"Je n'ai entendu personne s'émouvoir et déplorer les bombardements américains ciblant les structures de l'organisation terroriste à Rakka, dont je suis originaire. De la même façon, je ne connais personne qui ne s'étonne pas de l'impunité accordée à un régime fasciste et terroriste qui a assassiné plus de 200 000 Syriens. Un régime qui a bombardé à plusieurs reprises à l'arme chimique, faisant 1 466 victimes en une nuit. La perplexité face à ce double raisonnement et vis-à-vis de cette attaque «technologique» contre l'EI s'accompagne d'une inquiétude quant à l'expansion du nihilisme à l'origine de ce mouvement et de ses clones, et donc un renforcement du «daechisme» au sein de sphères sunnites syriennes assaillies durant plus de quarante-deux mois" - Yassin Al-Haj Saleh, article paru dans Le Monde.
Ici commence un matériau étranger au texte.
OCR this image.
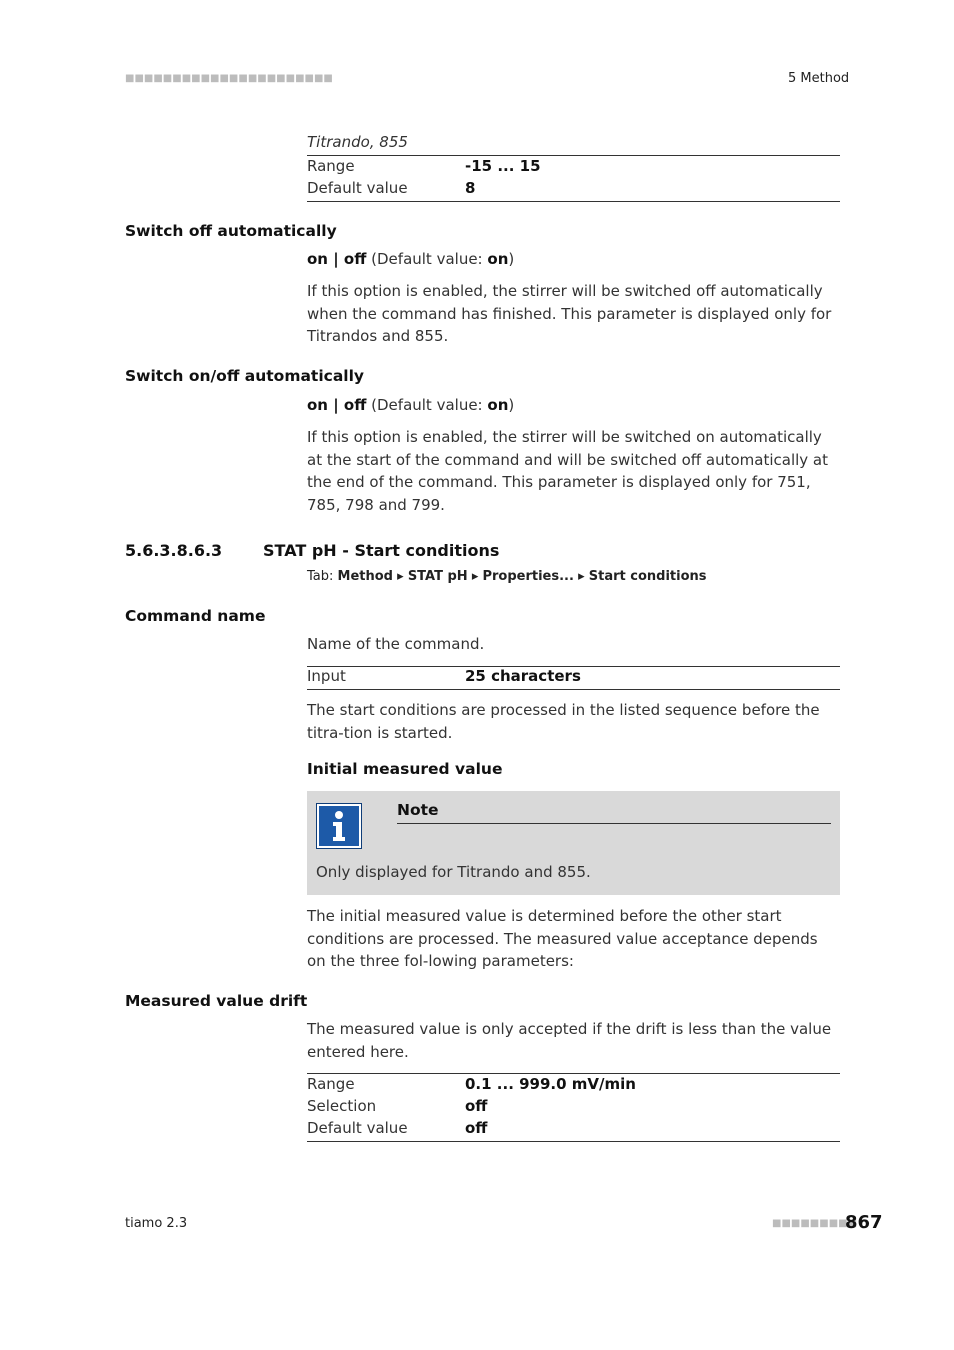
■■■■■■■■■■■■■■■■■■■■■■	5 Method
Titrando, 855
Range	-15 ... 15
Default value	8
Switch off automatically
on | off (Default value: on)
If this option is enabled, the stirrer will be switched off automatically when the command has finished. This parameter is displayed only for Titrandos and 855.
Switch on/off automatically
on | off (Default value: on)
If this option is enabled, the stirrer will be switched on automatically at the start of the command and will be switched off automatically at the end of the command. This parameter is displayed only for 751, 785, 798 and 799.
5.6.3.8.6.3	STAT pH - Start conditions
Tab: Method ▸ STAT pH ▸ Properties... ▸ Start conditions
Command name
Name of the command.
Input	25 characters
The start conditions are processed in the listed sequence before the titra-tion is started.
Initial measured value
Note
Only displayed for Titrando and 855.
The initial measured value is determined before the other start conditions are processed. The measured value acceptance depends on the three fol-lowing parameters:
Measured value drift
The measured value is only accepted if the drift is less than the value entered here.
Range	0.1 ... 999.0 mV/min
Selection	off
Default value	off
tiamo 2.3	■■■■■■■■■
867
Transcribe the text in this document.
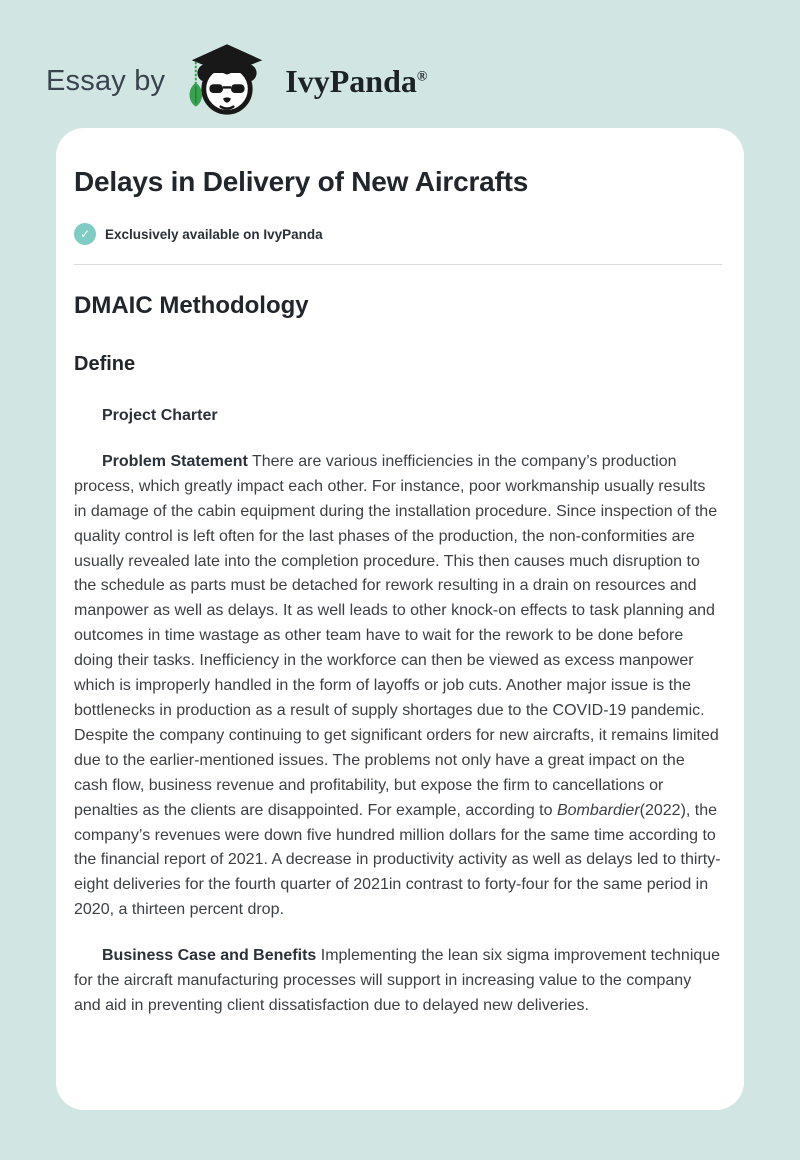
Essay by	IvyPanda®
Delays in Delivery of New Aircrafts
✓	Exclusively available on IvyPanda
DMAIC Methodology
Define

Project Charter

Problem Statement There are various inefficiencies in the company’s production process, which greatly impact each other. For instance, poor workmanship usually results in damage of the cabin equipment during the installation procedure. Since inspection of the quality control is left often for the last phases of the production, the non-conformities are usually revealed late into the completion procedure. This then causes much disruption to the schedule as parts must be detached for rework resulting in a drain on resources and manpower as well as delays. It as well leads to other knock-on effects to task planning and outcomes in time wastage as other team have to wait for the rework to be done before doing their tasks. Inefficiency in the workforce can then be viewed as excess manpower which is improperly handled in the form of layoffs or job cuts. Another major issue is the bottlenecks in production as a result of supply shortages due to the COVID-19 pandemic. Despite the company continuing to get significant orders for new aircrafts, it remains limited due to the earlier-mentioned issues. The problems not only have a great impact on the cash flow, business revenue and profitability, but expose the firm to cancellations or penalties as the clients are disappointed. For example, according to Bombardier(2022), the company’s revenues were down five hundred million dollars for the same time according to the financial report of 2021. A decrease in productivity activity as well as delays led to thirty-eight deliveries for the fourth quarter of 2021in contrast to forty-four for the same period in 2020, a thirteen percent drop.

Business Case and Benefits Implementing the lean six sigma improvement technique for the aircraft manufacturing processes will support in increasing value to the company and aid in preventing client dissatisfaction due to delayed new deliveries.
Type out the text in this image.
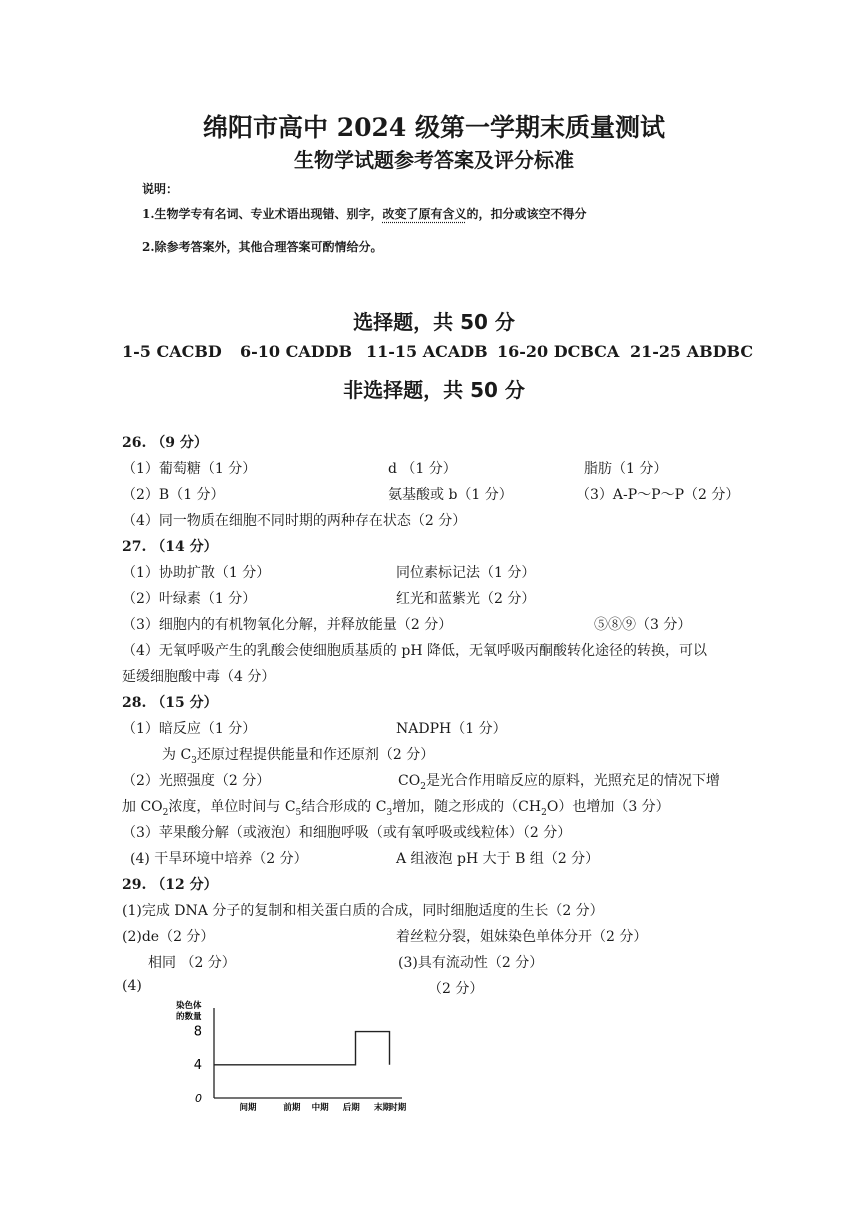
绵阳市高中 2024 级第一学期末质量测试
生物学试题参考答案及评分标准
说明：
1.生物学专有名词、专业术语出现错、别字，改变了原有含义的，扣分或该空不得分
2.除参考答案外，其他合理答案可酌情给分。
选择题，共 50 分
1-5 CACBD 6-10 CADDB 11-15 ACADB 16-20 DCBCA 21-25 ABDBC
非选择题，共 50 分
26. （9 分）
（1）葡萄糖（1 分）	d （1 分）	脂肪（1 分）
（2）B（1 分）	氨基酸或 b（1 分）	（3）A-P～P～P（2 分）
（4）同一物质在细胞不同时期的两种存在状态（2 分）
27. （14 分）
（1）协助扩散（1 分）	同位素标记法（1 分）
（2）叶绿素（1 分）	红光和蓝紫光（2 分）
（3）细胞内的有机物氧化分解，并释放能量（2 分）	⑤⑧⑨（3 分）
（4）无氧呼吸产生的乳酸会使细胞质基质的 pH 降低，无氧呼吸丙酮酸转化途径的转换，可以
延缓细胞酸中毒（4 分）
28. （15 分）
（1）暗反应（1 分）	NADPH（1 分）
为 $C_3$还原过程提供能量和作还原剂（2 分）
（2）光照强度（2 分）	$CO_2$是光合作用暗反应的原料，光照充足的情况下增
加 $CO_2$浓度，单位时间与 $C_5$结合形成的 $C_3$增加，随之形成的$(CH_2O)$也增加（3 分）
（3）苹果酸分解（或液泡）和细胞呼吸（或有氧呼吸或线粒体）（2 分）
(4) 干旱环境中培养（2 分）	A 组液泡 pH 大于 B 组（2 分）
29. （12 分）
(1)完成 DNA 分子的复制和相关蛋白质的合成，同时细胞适度的生长（2 分）
(2)de（2 分）	着丝粒分裂，姐妹染色单体分开（2 分）
相同 （2 分）	(3)具有流动性（2 分）
(4)	（2 分）
染色体
的数量
0
4
8
间期	前期 中期 后期 末期
时期
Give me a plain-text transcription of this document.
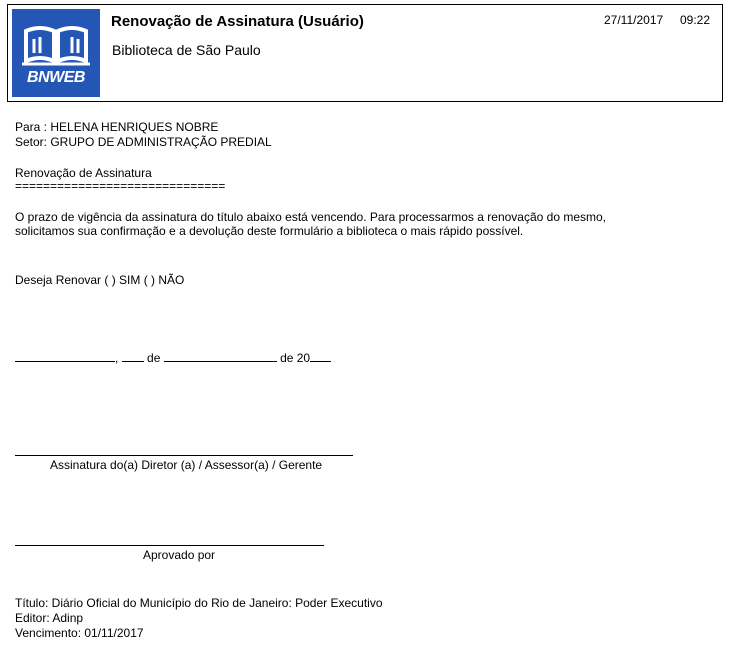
BNWEB
Renovação de Assinatura (Usuário)
Biblioteca de São Paulo
27/11/2017 09:22
Para : HELENA HENRIQUES NOBRE
Setor: GRUPO DE ADMINISTRAÇÃO PREDIAL
Renovação de Assinatura
==============================
O prazo de vigência da assinatura do título abaixo está vencendo. Para processarmos a renovação do mesmo, solicitamos sua confirmação e a devolução deste formulário a biblioteca o mais rápido possível.
Deseja Renovar ( ) SIM ( ) NÃO
, de	de 20
Assinatura do(a) Diretor (a) / Assessor(a) / Gerente
Aprovado por
Título: Diário Oficial do Município do Rio de Janeiro: Poder Executivo
Editor: Adinp
Vencimento: 01/11/2017
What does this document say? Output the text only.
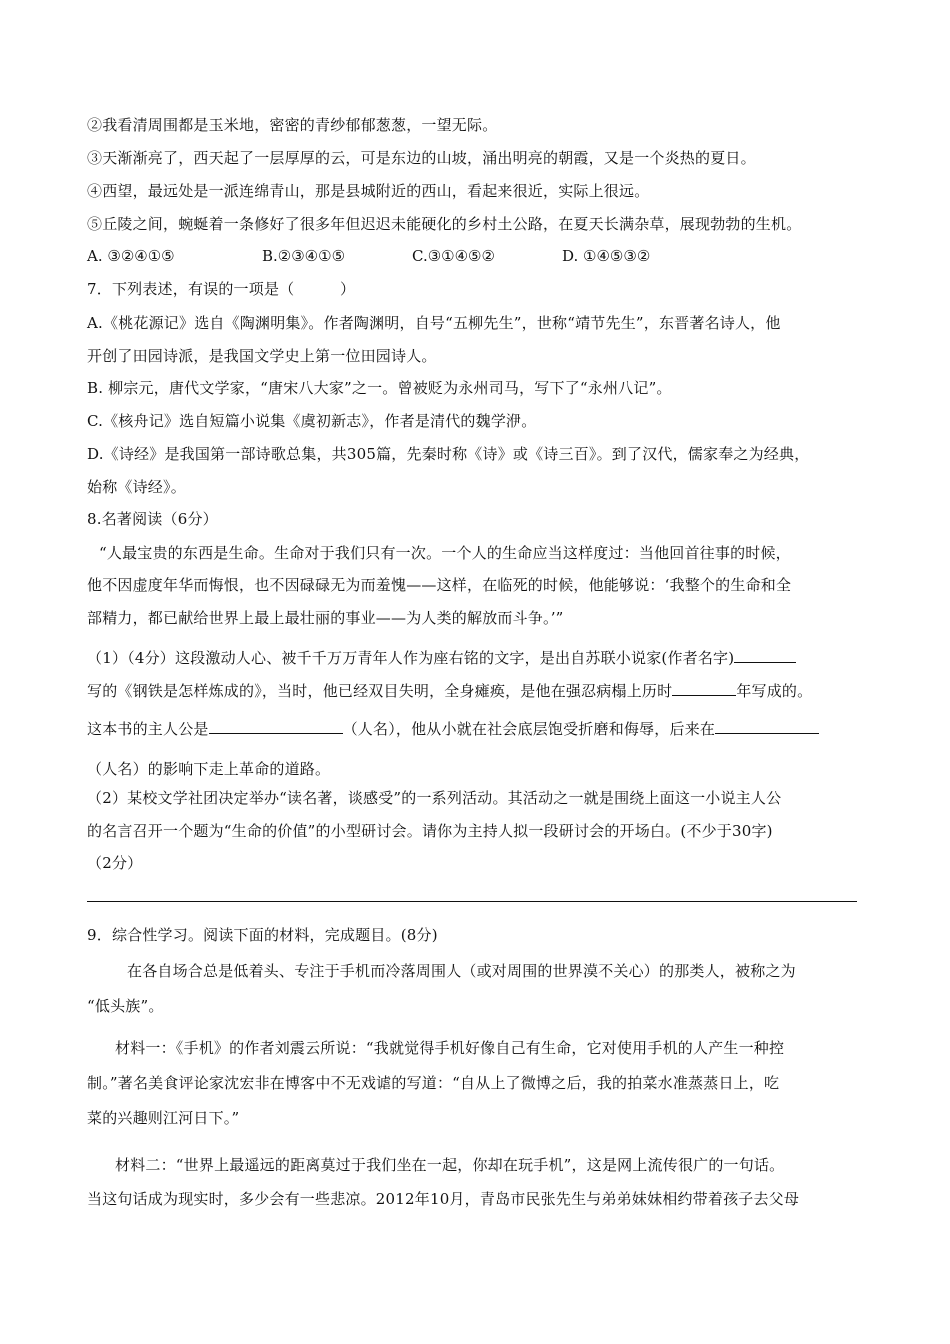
②我看清周围都是玉米地，密密的青纱郁郁葱葱，一望无际。
③天渐渐亮了，西天起了一层厚厚的云，可是东边的山坡，涌出明亮的朝霞，又是一个炎热的夏日。
④西望，最远处是一派连绵青山，那是县城附近的西山，看起来很近，实际上很远。
⑤丘陵之间，蜿蜒着一条修好了很多年但迟迟未能硬化的乡村土公路，在夏天长满杂草，展现勃勃的生机。
A. ③②④①⑤	B.②③④①⑤	C.③①④⑤②	D. ①④⑤③②
7．下列表述，有误的一项是（　　　）
A.《桃花源记》选自《陶渊明集》。作者陶渊明，自号“五柳先生”，世称“靖节先生”，东晋著名诗人，他
开创了田园诗派，是我国文学史上第一位田园诗人。
B. 柳宗元，唐代文学家，“唐宋八大家”之一。曾被贬为永州司马，写下了“永州八记”。
C.《核舟记》选自短篇小说集《虞初新志》，作者是清代的魏学洢。
D.《诗经》是我国第一部诗歌总集，共305篇，先秦时称《诗》或《诗三百》。到了汉代，儒家奉之为经典，
始称《诗经》。
8.名著阅读（6分）
“人最宝贵的东西是生命。生命对于我们只有一次。一个人的生命应当这样度过：当他回首往事的时候，
他不因虚度年华而悔恨，也不因碌碌无为而羞愧——这样，在临死的时候，他能够说：‘我整个的生命和全
部精力，都已献给世界上最上最壮丽的事业——为人类的解放而斗争。’”
（1）（4分）这段激动人心、被千千万万青年人作为座右铭的文字，是出自苏联小说家(作者名字)
写的《钢铁是怎样炼成的》，当时，他已经双目失明，全身瘫痪，是他在强忍病榻上历时	年写成的。
这本书的主人公是	（人名），他从小就在社会底层饱受折磨和侮辱，后来在
（人名）的影响下走上革命的道路。
（2）某校文学社团决定举办“读名著，谈感受”的一系列活动。其活动之一就是围绕上面这一小说主人公
的名言召开一个题为“生命的价值”的小型研讨会。请你为主持人拟一段研讨会的开场白。(不少于30字)
（2分）
9．综合性学习。阅读下面的材料，完成题目。(8分)
在各自场合总是低着头、专注于手机而冷落周围人（或对周围的世界漠不关心）的那类人，被称之为
“低头族”。
材料一：《手机》的作者刘震云所说：“我就觉得手机好像自己有生命，它对使用手机的人产生一种控
制。”著名美食评论家沈宏非在博客中不无戏谑的写道：“自从上了微博之后，我的拍菜水准蒸蒸日上，吃
菜的兴趣则江河日下。”
材料二：“世界上最遥远的距离莫过于我们坐在一起，你却在玩手机”，这是网上流传很广的一句话。
当这句话成为现实时，多少会有一些悲凉。2012年10月，青岛市民张先生与弟弟妹妹相约带着孩子去父母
Au cours des premiers mois de la révolution syrienne en 2011, il était courant que les opposants reprochent au régime «l'option sécuritaire» face aux larges protestations pacifiques. Cette critique signifiait l'impossibilité d'aboutir à une solution féconde si «l'option politique» en était écartée. Une option qui nécessitait de repenser toute la structure du régime et les modalités de partage du pouvoir et des richesses dans le pays.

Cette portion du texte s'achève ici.